Fue la voz de Siran.

Jason había desenfundado su desintegrador: un ridículo trozo de metal brillante que abría su pequeño ojo negro y burlón a la sofocante penumbra.

—¡Va a disparar!

Pero la muerte es un viejo tirador de primera. Fue más rápida que el gordinflón de Jason Bern. El tubo resplandeciente del desintegrador hizo un salto de carpa y desapareció en un charco al mismo tiempo que finalizaba la canción.

Bern yacía en un montón de basuras: su cabeza quedó hundida en él, como si no hubiera podido aguardar para volver al seno primitivo de la Gran Puta Podredumbre. El círculo se había cerrado.

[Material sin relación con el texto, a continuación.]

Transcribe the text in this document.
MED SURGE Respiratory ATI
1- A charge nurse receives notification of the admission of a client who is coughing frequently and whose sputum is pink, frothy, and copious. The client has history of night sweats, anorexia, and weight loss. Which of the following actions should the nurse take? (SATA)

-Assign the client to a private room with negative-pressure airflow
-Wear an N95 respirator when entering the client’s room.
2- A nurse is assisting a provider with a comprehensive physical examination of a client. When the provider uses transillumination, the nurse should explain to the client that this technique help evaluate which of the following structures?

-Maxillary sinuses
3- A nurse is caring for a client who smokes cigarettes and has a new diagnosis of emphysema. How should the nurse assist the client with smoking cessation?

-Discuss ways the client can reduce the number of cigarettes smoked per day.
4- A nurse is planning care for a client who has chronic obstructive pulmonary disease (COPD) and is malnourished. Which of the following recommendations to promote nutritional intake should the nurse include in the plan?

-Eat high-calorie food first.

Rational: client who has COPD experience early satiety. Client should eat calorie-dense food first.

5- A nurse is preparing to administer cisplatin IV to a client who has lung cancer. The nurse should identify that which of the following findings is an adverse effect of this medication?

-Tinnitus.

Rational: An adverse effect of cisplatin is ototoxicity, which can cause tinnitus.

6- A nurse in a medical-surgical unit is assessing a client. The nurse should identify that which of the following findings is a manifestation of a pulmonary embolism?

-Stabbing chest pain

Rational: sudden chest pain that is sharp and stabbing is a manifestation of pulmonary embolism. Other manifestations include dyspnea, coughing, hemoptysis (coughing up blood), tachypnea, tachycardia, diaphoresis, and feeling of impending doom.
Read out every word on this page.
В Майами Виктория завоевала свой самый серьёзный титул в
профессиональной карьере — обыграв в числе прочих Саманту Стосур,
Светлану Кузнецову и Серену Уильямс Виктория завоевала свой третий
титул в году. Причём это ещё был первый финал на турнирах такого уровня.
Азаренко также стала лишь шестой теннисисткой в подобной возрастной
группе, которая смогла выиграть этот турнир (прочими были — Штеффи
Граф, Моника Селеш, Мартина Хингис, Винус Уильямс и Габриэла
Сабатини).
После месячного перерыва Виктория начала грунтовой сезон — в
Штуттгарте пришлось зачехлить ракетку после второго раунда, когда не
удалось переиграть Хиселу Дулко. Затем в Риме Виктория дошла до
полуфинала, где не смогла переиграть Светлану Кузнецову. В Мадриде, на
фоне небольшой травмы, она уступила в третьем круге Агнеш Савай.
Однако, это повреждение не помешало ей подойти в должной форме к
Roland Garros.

Quedaron petrificados; aquella muerte incomprensible y brutal los llenaba de un terror ancestral. ¡El barniz de la civilización quedó rascado hasta los huesos!

Entonces, en el silencio que por breves instantes cayó como una losa sobre la desolación de aquel planeta restituido a la eternidad, se elevó una musiquilla cristalina, saltarina y sostenida, un
pizzicato
mineral y ridículo: era la piedra–cantante de Vanessa, que improvisaba la oración fúnebre del guardia (¡cuatro condecoraciones!) Jason Bern, de la Flota Confederada.

Nada que hacer. No se podía hacer nada. Claasen había intentado repetidas veces comunicar con el
Megasol
. Sus dos compañeros incluso llegaron a insultarle, conminándole a reparar el «puñetero trasto viejo». Pero el «puñetero trasto viejo» estaba muerto.

—¡Es preciso volver!

Colgada del cielo como una caricatura de sol mortecino, la espesa y roja luna les mostraba un mundo que ya no era el suyo. Entonces corrieron. Y se extraviaron.

La muerte inexplicable de Bern les había abierto las puertas de un infierno sin límites:

Aquel planeta, la Tierra, que según la tradición había dado origen a su especie, ¡en realidad era sólo una inmensa cloaca, un océano de pus con continentes de mierda y archipiélagos de guano!

Ambos corrían como animales perseguidos por cazadores implacables. Si quisiera, podría abatirles con una sola ráfaga de luz anaranjada. Reducirlos a cenizas. El viento de la mañana los habría barrido con un papirotazo indiferente, se los habría llevado, átomos de polvo dispersos, hacia los grandes árboles tranquilos, hacia el humus devorador–purificador–regenerador de la selva.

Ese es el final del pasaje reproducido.